I have a pandas dataframe with a text column. Now I want to group this dataframe and concatenate the text columns - here's some code to generate an example dataframe:
import numpy as np
import pandas as pd
import string
import random
def text_generator(size=6, chars=string.ascii_lowercase):
return ''.join(random.choice(chars) for _ in range(size))
items, clusters, texts = [], [], []
for item in range(200):
for cluster in range(1000):
for line in range(random.randint(1, 4)):
items.append(item)
clusters.append(cluster)
texts.append(text_generator())
df = pd.DataFrame({'item_id': items, 'cluster_id': clusters, 'text': texts})
Now I group by the columns 'item_id' and 'cluster_id' and create a new dataframe for the aggregated result:
grouped = df.groupby(('item_id', 'cluster_id'))
df_cluster = pd.DataFrame(grouped.size()).rename(columns={0: 'cluster_size'})
Maybe I'm wrong, but the obvious solution seems to be to aggregate the text like this:
df_cluster['texts'] = grouped.text.agg(lambda x: ' '.join(x))

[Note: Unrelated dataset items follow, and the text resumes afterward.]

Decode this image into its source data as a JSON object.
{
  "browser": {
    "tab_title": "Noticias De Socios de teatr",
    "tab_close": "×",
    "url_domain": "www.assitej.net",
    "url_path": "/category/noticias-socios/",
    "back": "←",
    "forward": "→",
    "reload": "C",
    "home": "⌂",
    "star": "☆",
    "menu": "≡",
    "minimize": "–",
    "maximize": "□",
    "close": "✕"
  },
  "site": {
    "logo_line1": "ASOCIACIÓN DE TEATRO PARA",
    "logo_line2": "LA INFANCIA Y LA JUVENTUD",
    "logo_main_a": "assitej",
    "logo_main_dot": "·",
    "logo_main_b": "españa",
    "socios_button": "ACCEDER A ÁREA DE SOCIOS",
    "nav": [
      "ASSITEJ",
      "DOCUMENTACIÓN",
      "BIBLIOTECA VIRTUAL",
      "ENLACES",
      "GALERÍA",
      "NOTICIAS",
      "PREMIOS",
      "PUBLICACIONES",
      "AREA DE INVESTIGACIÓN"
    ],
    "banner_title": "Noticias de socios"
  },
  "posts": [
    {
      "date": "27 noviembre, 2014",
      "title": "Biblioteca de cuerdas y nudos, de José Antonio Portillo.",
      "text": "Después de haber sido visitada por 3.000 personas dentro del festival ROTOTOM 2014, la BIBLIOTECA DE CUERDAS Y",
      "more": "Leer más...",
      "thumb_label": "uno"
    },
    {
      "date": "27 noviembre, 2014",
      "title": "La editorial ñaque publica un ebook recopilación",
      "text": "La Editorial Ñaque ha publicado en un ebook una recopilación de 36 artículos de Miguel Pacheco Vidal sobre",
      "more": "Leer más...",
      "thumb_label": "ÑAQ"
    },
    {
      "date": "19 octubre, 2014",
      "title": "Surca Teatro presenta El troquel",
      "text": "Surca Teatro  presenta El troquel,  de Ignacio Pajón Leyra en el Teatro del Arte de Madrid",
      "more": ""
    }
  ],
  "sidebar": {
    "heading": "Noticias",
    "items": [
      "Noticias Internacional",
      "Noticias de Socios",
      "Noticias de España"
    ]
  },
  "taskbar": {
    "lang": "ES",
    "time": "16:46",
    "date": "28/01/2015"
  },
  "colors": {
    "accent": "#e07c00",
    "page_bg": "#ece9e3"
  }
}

But this takes about 10s. For a few megabytes of data? Weird. So I tested a standard python solution for this:
text_lookup = {}
for item_id, cluster_id, text in zip(df.item_id.values, df.cluster_id.values, df.text.values):
text_lookup.setdefault((item_id, cluster_id), []).append(text)
item_ids, cluster_ids, all_texts = [], [], []
for (item_id, cluster_id), texts in text_lookup.items():
item_ids.append(item_id)
cluster_ids.append(cluster_id)
all_texts.append(' '.join([t for t in texts if t is not np.nan]))
df_tags = pd.DataFrame({'item_id': item_ids, 'cluster_id': cluster_ids, 'texts': all_texts}).set_index(['item_id', 'cluster_id'])
df_cluster = df_cluster.merge(df_tags, left_index=True, right_index=True)
This should be much slower, because I'm doing all this for loops in python, but it takes only 3s. Probably I'm doing something wrong, but I don't now what :).